"For all my subjects - interiors, people, still life/ food - I prefer to use natural light and try to communicate the brief moment of pause - before words are spoken, spaces are entered, still life is changed,” explained McIntyre. “Ideally I am striving to capture a subtle emotion, something that appears in the in between moments which can be awkward and beautiful.”
Originally from Toronto, Canada, Emma McIntyre began her career as a professional photographer over a decade and a half ago, however she discovered her love for the art form much earlier. “We always had cameras lying around the house because my dad was a hobbyist photographer, as was his father. I inherited a Pentax Spotmatic when I was 16 and fell in love with the whole process,” recalled McIntyre.
Today photos by Emma McIntyre can be found in a long list of publications like Rolling Stone, Nylon, The New York Times, Spin, Billboard, SELF China, Elle Malaysia, Elle Canada and many more.
Through her work with Toronto-based video magazine The Seventh Art, McIntyre has had the opportunity to shoot an incredible list of celebrity portraits with film icons like Whit Stillman, Peter Bogdanovich, Andrew Bujalski, Christopher Doyle, Xavier Dolan and Paul Schrader.
“I was especially excited to photograph Peter Bogdanovich as I was a huge Sopranos fan and I think he has such an iconic look,” explained McIntyre. “I had about two seconds to capture a portrait of him between takes and he just stared deep into the barrel of the lens and gave me an image that I just love.”
In addition to photographing international celebrities, McIntyre is also known for her work as a unit stills photographer where she uses her skills to capture images for the publicity of films, television shows and documentaries.
“I’ve worked on a number of television shows including Curious and Unusual Deaths, Inventions That Shook The World, Rescue Mediums, Totally Amp’d and Million Dollar Critic as well as films such as Everyday is Like Sunday and Diamond Tongues (currently in post-production),” said McIntyre.
The images captured by Emma McIntyre and other unit stills photographers in the industry are a vital factor in the success of a film or television project as their shots are often the first ones potential viewers encounter. While this area of work undoubtedly requires a skilled photographer with immense creativity, the additional demands that accompany working on set causes many photographers to either shy away or be incapable of handling the role.
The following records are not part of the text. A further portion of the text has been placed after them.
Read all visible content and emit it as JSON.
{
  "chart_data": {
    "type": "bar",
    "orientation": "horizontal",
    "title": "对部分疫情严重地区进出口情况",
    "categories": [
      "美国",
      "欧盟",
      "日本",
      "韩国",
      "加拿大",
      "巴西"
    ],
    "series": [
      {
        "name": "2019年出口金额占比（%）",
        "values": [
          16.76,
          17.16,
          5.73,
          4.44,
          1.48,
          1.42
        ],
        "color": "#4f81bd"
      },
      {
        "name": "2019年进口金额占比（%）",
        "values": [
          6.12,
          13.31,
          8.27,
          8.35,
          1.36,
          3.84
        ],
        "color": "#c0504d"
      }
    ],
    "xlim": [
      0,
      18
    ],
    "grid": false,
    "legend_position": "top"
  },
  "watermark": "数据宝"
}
In spite of their pursuit of the perfect shot, unit stills photographers must work around several different departments in order to ensure they aren’t interfering with the production, a feat McIntyre continually accomplishes with ease and grace.
“It can be a fun collaboration with the producers/ directors when conceptualizing what will work for publicity images,” explained McIntyre. “I like the TV and film world because it always takes you to places you wouldn’t expect and especially in the more documentary type of television you have an opportunity to encounter interesting experts and perspectives.”